Victorian Bournemouth (109): 70 acres’ committee
Social profile
Almost fifty people supported Admiral Sulivan’s independence campaign for East Cliff. They signed a letter and included their addresses. Analysis of occupants of their properties at the 1881 census shows a range of affluent types attracted by Bournemouth during its early and middle Victorian period. The list of household-heads includes titled people, clergymen, justices of the peace, several people retired on incomes, most having served in the forces, and professional people. It seems plausible that the signatories had similar backgrounds. Other names mentioned in the process include John Henderson, Charles Crawley, and James Haggard. The first, M.P., J.P., carpet manufacturer, owner of coal quarries, left an estate worth almost £200,000. Crawley had served in the navy, achieving a captaincy. Haggard’s social position matched those of the signatories. Thus, occupants of the third area involved in the attempted annexation differed much from those living in Springbourne and Boscombe.
Stakeholders and success
Most occupants of this area will have enjoyed social success, many perhaps wealthy also.

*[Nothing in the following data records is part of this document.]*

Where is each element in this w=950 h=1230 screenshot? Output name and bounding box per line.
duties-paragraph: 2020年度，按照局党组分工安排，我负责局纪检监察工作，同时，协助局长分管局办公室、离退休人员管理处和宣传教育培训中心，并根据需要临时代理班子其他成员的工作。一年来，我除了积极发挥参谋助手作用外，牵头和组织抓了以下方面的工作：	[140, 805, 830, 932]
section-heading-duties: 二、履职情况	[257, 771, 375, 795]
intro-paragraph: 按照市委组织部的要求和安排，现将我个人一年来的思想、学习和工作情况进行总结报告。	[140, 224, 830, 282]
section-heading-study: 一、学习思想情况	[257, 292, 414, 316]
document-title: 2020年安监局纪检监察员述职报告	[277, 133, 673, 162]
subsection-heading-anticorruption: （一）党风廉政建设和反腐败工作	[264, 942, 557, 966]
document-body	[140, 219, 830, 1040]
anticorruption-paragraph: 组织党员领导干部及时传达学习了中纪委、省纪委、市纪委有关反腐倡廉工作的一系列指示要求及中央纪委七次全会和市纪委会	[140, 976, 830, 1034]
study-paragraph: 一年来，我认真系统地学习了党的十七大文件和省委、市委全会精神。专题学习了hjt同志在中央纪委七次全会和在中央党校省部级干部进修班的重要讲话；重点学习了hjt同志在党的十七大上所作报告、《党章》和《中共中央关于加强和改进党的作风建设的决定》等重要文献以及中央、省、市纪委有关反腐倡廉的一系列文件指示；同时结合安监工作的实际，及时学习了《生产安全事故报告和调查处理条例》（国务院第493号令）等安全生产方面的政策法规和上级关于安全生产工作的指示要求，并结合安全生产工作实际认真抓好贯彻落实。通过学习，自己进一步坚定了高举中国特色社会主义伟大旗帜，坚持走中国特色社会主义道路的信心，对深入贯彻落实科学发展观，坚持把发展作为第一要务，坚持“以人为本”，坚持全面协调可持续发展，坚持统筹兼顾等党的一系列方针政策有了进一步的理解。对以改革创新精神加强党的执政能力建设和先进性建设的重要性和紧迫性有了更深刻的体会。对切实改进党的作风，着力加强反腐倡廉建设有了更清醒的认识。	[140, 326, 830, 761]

Unlike those in Springbourne and Boscombe, most will have lived on unearned income, although John Henderson had derived his wealth from active commercial involvement. Perhaps few lived in Bournemouth, many visiting for different periods. Indeed, one of the Improvement Commissioners accused them of winter tourism. By this, he meant they had little or no personal stake in the area. Crawley and Haggard will have had a stake because they lived there. The latter served on the Improvement Commission. Most of the occupants, however, will have rented their houses short-term, their landlords liable for rates. This protest of tourists about joining Bournemouth’s administrative and drainage system may have reflected a resentment often voiced in the past. Bournemouth had begun life as a resort for affluent tourists, but it had become a town inhabited by all ranks.
Takeaway
Victorian Bournemouth (109) has examined the social profiles of people inhabiting Springbourne, Boscombe, and East Cliff. One speaker described inhabitants of the first two areas as ‘working men and lower classes of gentry’. Residents of East Cliff, however, sat on much higher social levels. The commonalities of each area shared little with the other two. Thus, Bournemouth’s need to extend its drainage system away from its beach forced joint decision-making amongst social types who otherwise would never have combined.